REPUBLIKA.CO.ID, JAKARTA -- Mantan ketua Mahkamah Konstitusi (MK) Mahfud MD cenderung memilih pemilihan kepala daerah (pilkada) melalui DPRD. Pandangan ini tidak terlepas dari persoalan pilkada secara langsung yang selama ini terjadi.
Mahfud membandingkan persoalan mengenai politik uang dan biaya politik. Saat pemilihan dilakukan melalui DPRD, sempat terkuak banyaknya politik uang terjadi. Calon kepala daerah harus membayar anggota DPRD agar bisa terpilih. "Memang dia dengan uang," kata Mahfud di Jakarta, Kamis (17/12).
Menurutnya, ada juga persoalan lain dalam pemilihan melalui DPRD. Yaitu banyak keluhan dari kepala daerah yang harus menyetor uang kepada anggota DPRD sehingga laporan pertanggungjawaban dapat diterima.

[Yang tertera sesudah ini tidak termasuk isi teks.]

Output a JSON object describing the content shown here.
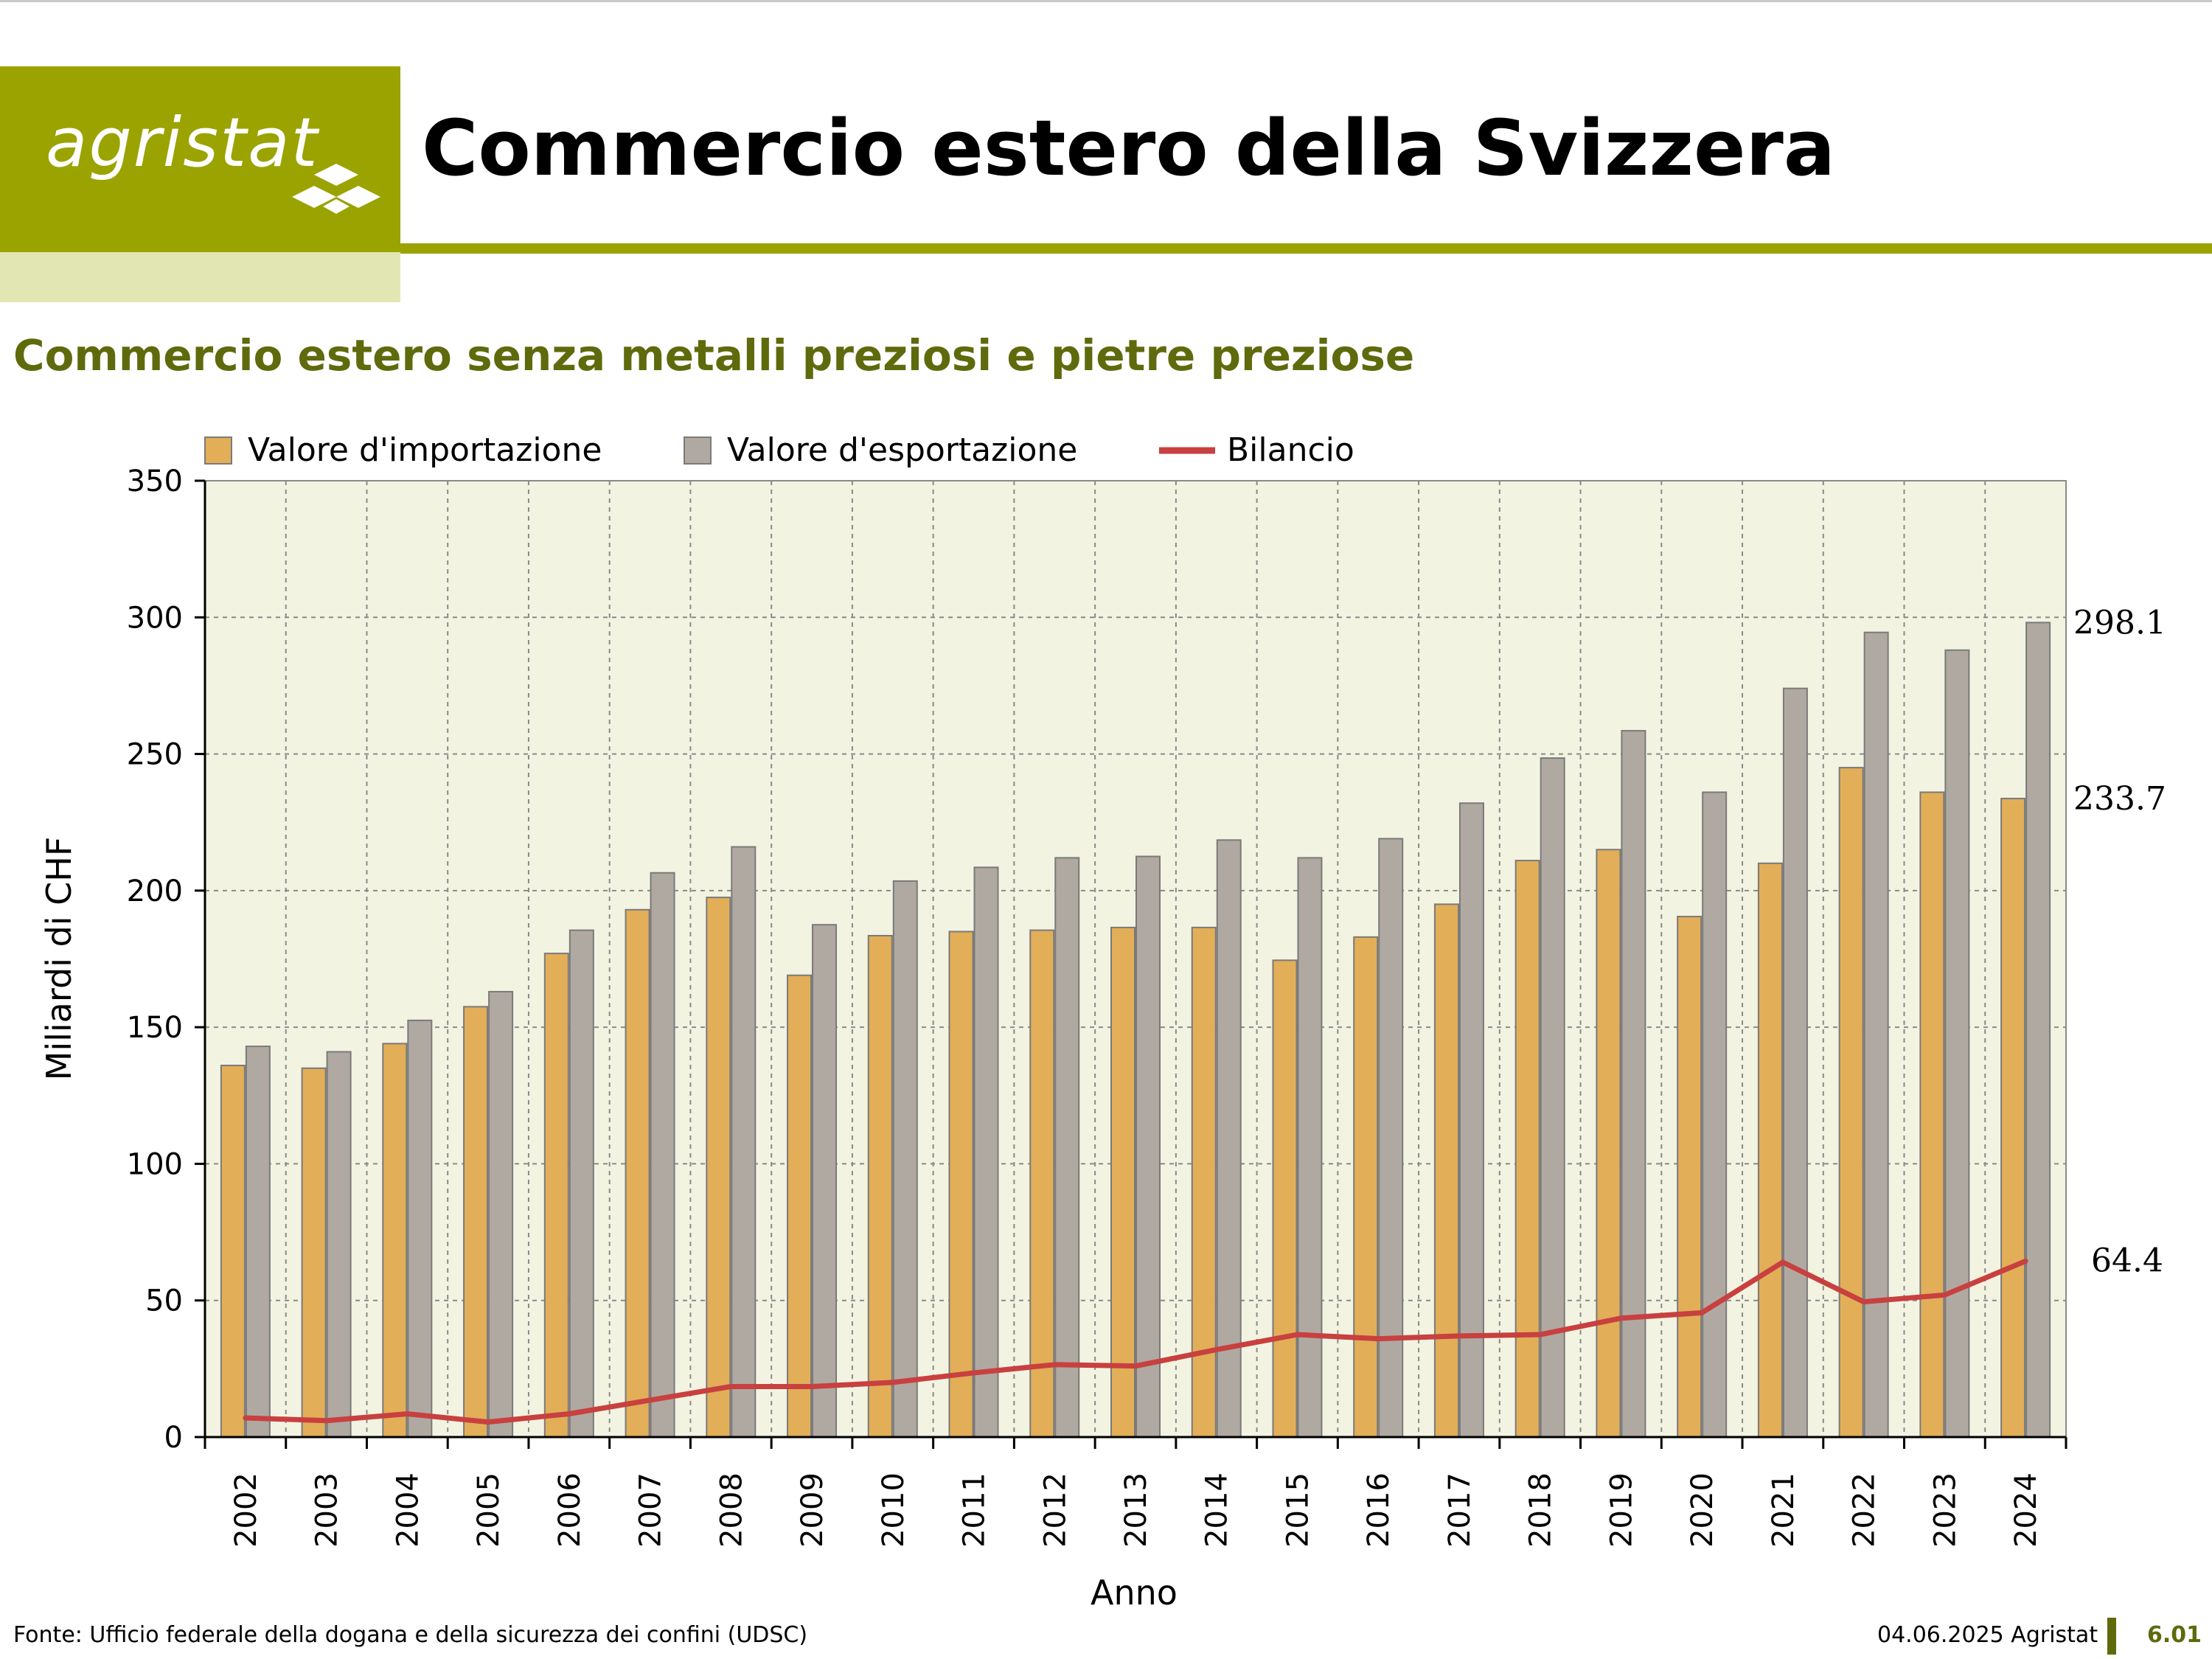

Karena kalau sampai ditolak, kepala daerah itu akan diberhentikan. "Ini menjadi isu politik di mana-mana. Penyelenggaraan otonomi salah," kata dia.
Lalu muncul UU Nomor 32/2004 mengenai pilkada secara langsung. Namun, setelah sekian tahun berlangsung, persoalan politik uang dan biaya politik itu masih tetap ada. Bahkan, nilainya semakin besar. "Sekarang gilanya, berat bukan main," ujar dia.
Mahfud mencontohkan, calon kepala daerah harus mengeluarkan uang miliaran rupiah untuk mahar kepada partai. Belum lagi kandidat harus mengeluarkan biaya kampanye. Ditambah, ada simbol masyarakat yang justru meminta uang. "Terjadi fenomena yang merusak kehidupan masyarakat," kata dia.
Selama pengalamannya sebagai Ketua MK, Mahfud mengatakan, banyak kecurangan terjadi dalam pilkada. Ada yang terbukti melakukan politik uang, meski pun pilkadanya tidak dibatalkan. Karena, tolok ukur MK adalah kecurangan yang terstruktur, sistematis, dan masih, serta signifikan. "Tapi pidananya itu kita minta ditindaklanjuti, diselediki," kata dia.
Selain itu, ada juga kecurangan yang dilakukan calon kepala daerah dengan menggerakan kantor pemerintahan untuk mendukung pemenangan. Biasanya, ini dilakukan calon incumben. Termasuk penggunaan dana APBD sebagai alat pemenangan dengan dibungkus program bansos. "Dimepetkan pengeluarannya jelang pemilihan," ujar dia.
Mahfud juga pernah mendapati laporan adanya kecurangan yang dilakukan kandidat bekerja sama dengan KPU. Selain itu, pilkada langsung juga bisa menyebabkan pembelahan sosial. Contohnya, kelompok pengajian bisa bermusuhan karena mengusung calon berbeda. "Celakanya sesudah terpilih, permusuhan antarkelompok itu masih berlangsung," kata dia.
Menurut Mahfud, masalah tadi merupakan persoalan serius dalam pilkada secara langsung. Karena itu, tidak masalah ketika ada wacana sekarang untuk mengembalikan pilkada melalui DPRD. Karena pilihan itu juga sama-sama konstitusional. "Berdasar pengalaman, saya lebih cenderung kembali saja ke DPRD," ujar dia.
Mahfud tidak menyangkal ada kekhawatiran rawannya politik uang. Namun, pemilihan melalui DPRD akan memudahkan dalam melakukan pengawasan. Sehingga, diperlukan adanya sistem mekanisme pengawasan yang lebih ketat. "Taruh lah 100 (anggota DPRD) itu bisa dilacak. Buat sistem pengawasan," kata dia.
Andai pilkada secara langsung tetap dipertahankan, Mahfud juga tidak terlalu mempermasalahkannya. Namun dengan syarat, harus ada tindakan tegas terhadap kandidat kepala daerah yang melakukan pelanggaran. Misalnya yang menggunakan dana APBD atau melakukan penyuapan. "Itu langsung didiskualifikasi saja," ujar dia.